No entorno estão localizadas três comunidades de grande porte, que são consideradas pela Semsa como áreas de influência direta: Parque Riachuelo, Campos Sales e Parque São Pedro/invasão da Carbrás. “Todas essas comunidades são resultado de invasões e áreas de risco com histórico de alta transmissão da malária”, adverte o secretário municipal de Saúde, Francisco Deodato. Outro agravante, de acordo com a Semsa, é que a nova invasão está localizada em meio a uma enorme diversidade de criadouros do mosquito Anopheles Darlingi, transmissor da malária.
“Nessa nova invasão, são cerca de mil pessoas vivendo em condições precárias, numa área sem proteção, que propicia o contato com o mosquito transmissor da malária. Conforme o levantamento realizado, a maioria dessas pessoas é oriunda de outras áreas de risco, invasões localizadas no entorno. Isso significa que transportam o plasmodium da malária desses locais para a nova área de invasão e de lá para outros cantos da cidade. A falta de estrutura e a precariedade tornam o local um foco de transmissão da malária”, observa Deodato.
O relatório da Semsa foi encaminhado nesta terça-feira para a Secretaria Municipal de Meio Ambiente (Semmas), que já está monitorando o local. Francisco Deodato explica que o relatório é baseado em estudos realizados pelos técnicos do Departamento de Vigilância Epidemiológica e Ambiental do órgão, que mapearam, no local, os criadouros do mosquito transmissor da malária.

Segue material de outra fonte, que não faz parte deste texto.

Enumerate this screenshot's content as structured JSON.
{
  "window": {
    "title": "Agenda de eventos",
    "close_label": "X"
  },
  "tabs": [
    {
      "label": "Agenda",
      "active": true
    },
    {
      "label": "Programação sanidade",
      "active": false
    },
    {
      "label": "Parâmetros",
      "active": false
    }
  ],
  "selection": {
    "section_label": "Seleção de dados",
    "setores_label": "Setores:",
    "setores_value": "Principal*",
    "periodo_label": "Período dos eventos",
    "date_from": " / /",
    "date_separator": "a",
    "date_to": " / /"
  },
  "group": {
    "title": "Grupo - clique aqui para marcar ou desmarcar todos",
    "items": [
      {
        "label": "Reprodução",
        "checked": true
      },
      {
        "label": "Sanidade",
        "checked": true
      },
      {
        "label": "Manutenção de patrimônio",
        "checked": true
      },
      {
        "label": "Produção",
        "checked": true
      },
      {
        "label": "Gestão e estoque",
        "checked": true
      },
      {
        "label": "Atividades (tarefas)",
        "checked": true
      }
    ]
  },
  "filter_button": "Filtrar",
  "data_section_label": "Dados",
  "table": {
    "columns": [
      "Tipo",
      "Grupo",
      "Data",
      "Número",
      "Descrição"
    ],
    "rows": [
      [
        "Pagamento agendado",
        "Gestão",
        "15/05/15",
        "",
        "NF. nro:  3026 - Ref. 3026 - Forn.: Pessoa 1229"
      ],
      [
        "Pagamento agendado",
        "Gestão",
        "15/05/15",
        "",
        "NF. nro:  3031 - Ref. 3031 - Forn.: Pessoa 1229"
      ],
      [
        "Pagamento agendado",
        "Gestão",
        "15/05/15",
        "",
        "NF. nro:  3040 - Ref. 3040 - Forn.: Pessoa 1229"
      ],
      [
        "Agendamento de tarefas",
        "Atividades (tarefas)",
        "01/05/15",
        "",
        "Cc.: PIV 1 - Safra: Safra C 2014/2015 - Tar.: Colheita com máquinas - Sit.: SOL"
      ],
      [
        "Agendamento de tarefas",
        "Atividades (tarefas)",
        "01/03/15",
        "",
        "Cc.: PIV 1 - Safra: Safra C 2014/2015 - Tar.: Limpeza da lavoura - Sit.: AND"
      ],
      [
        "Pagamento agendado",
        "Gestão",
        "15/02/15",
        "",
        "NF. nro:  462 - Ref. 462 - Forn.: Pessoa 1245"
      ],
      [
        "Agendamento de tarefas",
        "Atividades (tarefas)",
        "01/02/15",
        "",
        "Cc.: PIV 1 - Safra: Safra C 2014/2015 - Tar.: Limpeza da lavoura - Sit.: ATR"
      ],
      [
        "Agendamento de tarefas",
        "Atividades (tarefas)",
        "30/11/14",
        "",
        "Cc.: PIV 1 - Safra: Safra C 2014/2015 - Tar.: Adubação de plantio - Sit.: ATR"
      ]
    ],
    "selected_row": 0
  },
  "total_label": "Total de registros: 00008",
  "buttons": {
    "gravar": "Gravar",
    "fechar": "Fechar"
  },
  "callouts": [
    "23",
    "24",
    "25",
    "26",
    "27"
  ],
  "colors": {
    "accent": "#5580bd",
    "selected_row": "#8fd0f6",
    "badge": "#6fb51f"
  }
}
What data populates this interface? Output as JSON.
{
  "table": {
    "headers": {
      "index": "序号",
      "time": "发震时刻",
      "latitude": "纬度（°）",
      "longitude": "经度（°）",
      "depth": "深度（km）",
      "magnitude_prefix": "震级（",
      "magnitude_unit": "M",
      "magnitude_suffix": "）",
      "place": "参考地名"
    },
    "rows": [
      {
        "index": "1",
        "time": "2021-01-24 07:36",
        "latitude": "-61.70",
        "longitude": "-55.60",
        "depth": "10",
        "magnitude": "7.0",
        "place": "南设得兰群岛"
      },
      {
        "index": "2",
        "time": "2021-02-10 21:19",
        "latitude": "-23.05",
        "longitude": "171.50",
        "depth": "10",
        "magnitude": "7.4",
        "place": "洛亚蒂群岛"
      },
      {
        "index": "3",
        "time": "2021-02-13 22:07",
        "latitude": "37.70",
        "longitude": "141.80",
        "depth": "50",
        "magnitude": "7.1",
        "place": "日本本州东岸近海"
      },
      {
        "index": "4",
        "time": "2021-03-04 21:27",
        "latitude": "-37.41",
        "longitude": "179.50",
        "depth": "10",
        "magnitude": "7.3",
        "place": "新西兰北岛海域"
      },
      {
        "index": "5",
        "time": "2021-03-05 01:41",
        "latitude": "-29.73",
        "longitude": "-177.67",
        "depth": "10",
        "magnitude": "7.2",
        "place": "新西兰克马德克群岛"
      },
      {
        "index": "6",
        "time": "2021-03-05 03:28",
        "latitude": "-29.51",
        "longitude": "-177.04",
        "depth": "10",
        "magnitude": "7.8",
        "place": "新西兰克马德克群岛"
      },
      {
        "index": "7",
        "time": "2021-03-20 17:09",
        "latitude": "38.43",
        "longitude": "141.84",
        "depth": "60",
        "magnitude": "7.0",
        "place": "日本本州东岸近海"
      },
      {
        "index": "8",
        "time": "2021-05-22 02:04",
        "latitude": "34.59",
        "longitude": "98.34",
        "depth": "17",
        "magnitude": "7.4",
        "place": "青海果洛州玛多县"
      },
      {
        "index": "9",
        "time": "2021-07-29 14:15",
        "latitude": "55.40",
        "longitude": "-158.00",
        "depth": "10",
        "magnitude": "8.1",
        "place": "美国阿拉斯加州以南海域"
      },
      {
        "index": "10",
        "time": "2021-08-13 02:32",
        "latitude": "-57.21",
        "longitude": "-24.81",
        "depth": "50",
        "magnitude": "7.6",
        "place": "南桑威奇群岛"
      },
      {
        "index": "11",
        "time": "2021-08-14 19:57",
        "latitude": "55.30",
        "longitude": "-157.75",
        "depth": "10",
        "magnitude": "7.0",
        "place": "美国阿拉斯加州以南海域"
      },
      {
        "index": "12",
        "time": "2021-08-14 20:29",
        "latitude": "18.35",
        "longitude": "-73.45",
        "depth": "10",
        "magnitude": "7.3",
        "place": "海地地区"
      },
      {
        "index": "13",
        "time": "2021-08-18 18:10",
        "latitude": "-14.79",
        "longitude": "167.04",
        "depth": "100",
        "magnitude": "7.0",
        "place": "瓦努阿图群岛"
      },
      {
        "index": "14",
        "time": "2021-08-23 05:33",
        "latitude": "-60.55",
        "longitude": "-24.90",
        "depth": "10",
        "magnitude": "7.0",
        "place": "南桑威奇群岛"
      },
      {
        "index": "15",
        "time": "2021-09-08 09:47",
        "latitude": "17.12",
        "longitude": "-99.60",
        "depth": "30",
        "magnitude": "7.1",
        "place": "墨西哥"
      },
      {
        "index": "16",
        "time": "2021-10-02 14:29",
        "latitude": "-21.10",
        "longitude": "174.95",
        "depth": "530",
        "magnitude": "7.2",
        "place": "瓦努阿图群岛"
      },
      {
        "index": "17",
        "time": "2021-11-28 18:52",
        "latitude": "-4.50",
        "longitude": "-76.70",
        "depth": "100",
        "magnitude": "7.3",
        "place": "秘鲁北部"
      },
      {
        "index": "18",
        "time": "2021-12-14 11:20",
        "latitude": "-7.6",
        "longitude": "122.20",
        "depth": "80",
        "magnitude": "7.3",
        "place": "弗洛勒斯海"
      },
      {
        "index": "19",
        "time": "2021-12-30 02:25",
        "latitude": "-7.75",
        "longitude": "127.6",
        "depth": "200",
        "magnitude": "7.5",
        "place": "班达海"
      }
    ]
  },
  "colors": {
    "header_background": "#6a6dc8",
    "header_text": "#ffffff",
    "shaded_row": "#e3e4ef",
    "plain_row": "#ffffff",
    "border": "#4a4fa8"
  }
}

Segundo ele, a Prefeitura de Manaus já está adotando algumas medidas de controle na área e no entorno. Na segunda-feira (02), se os invasores ainda estiverem no local, a Semsa dará início à coleta de lâminas e tratamento dos pacientes que forem identificados com a doença, além de realizar o controle vetorial, com termonebulização (aplicação de inseticidas). O secretário alerta que os cuidados, entretanto, não são suficientes e não garantem a eliminação da transmissão, porque as famílias estão vivendo em situação propícia à doença. “A única solução efetiva é a retirada dessas pessoas. O histórico epidemiológico demonstra o risco que correm as localidades do entorno, todas sob efeito dos mesmos fatores condicionantes e determinantes para a transmissão da malária”.